Vergi Usul Kanunu’nun 359’uncu maddesinde yer alan kaçakçılık fiilleriyle verginin ziyaa uğratılmış olabileceği hallerde haklarında ön tespit yapılanlar izaha davet edilmeyecektir. Ancak sahte veya muhteviyatı itibarıyla yanıltıcı belge kullanma fiilinin işlenmiş olabileceğine dair yapılan ön tespitlerde, kullanılan sahte veya muhteviyatı itibarıyla yanıltıcı belge tutarı, bir takvim yılında 100 bin Türk lirasını geçmeyen veya bu tutarı geçse dahi ilgili yıldaki toplam mal ve hizmet alışlarının %5’ini aşmayan mükelleflere SMİYB ön tespit yazısı tebliğ edilecektir.
Mükelleflere SMİYB ön tespit yazısının tebliğ edilip edilmeyeceğinin belirlenmesinde sahte veya muhteviyatı itibarıyla yanıltıcı olarak kullanılmış olabilecek belgeler, her bir ön tespit itibarıyla, daha önce o yıl için yapılan ön tespitlerdeki tutarlar da dikkate alınarak, bir takvim yılında 100 bin Türk lirasının ve/veya ilgili yıldaki toplam mal ve hizmet alışlarının %5’inin aşılıp aşılmadığı bakımından değerlendirilecektir.

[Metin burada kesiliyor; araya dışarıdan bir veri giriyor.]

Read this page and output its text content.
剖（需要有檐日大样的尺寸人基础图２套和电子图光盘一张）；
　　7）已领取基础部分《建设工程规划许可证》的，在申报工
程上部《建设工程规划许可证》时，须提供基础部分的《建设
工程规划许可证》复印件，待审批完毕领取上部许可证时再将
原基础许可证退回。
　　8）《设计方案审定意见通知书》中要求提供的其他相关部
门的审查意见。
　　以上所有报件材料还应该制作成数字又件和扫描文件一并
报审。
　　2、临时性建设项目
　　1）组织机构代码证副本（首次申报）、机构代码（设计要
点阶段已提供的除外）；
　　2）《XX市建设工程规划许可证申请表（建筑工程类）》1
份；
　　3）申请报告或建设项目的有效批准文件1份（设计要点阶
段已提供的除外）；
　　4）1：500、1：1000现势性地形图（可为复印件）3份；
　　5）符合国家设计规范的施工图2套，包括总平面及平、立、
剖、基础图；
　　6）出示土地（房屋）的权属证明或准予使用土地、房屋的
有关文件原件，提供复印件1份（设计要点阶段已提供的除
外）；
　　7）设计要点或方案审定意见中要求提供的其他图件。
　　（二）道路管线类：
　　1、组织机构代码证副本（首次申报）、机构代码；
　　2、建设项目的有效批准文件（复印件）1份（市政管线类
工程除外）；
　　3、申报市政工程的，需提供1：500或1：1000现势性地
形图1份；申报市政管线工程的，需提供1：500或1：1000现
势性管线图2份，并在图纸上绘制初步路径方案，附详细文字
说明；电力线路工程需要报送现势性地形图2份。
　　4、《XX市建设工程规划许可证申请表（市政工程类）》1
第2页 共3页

Mükellefler hakkında tek bir vergi tekniği raporunda birbirinden farklı yıllara ilişkin sahte veya muhteviyatı itibarıyla yanıltıcı belge kullanılmış olabileceğine dair bulguların mevcut olması durumunda, söz konusu 100 bin Türk lirası sınırının veya %5’lik oranın aşılmamış olması şartları her bir yıl itibarıyla ayrı ayrı değerlendirilecektir.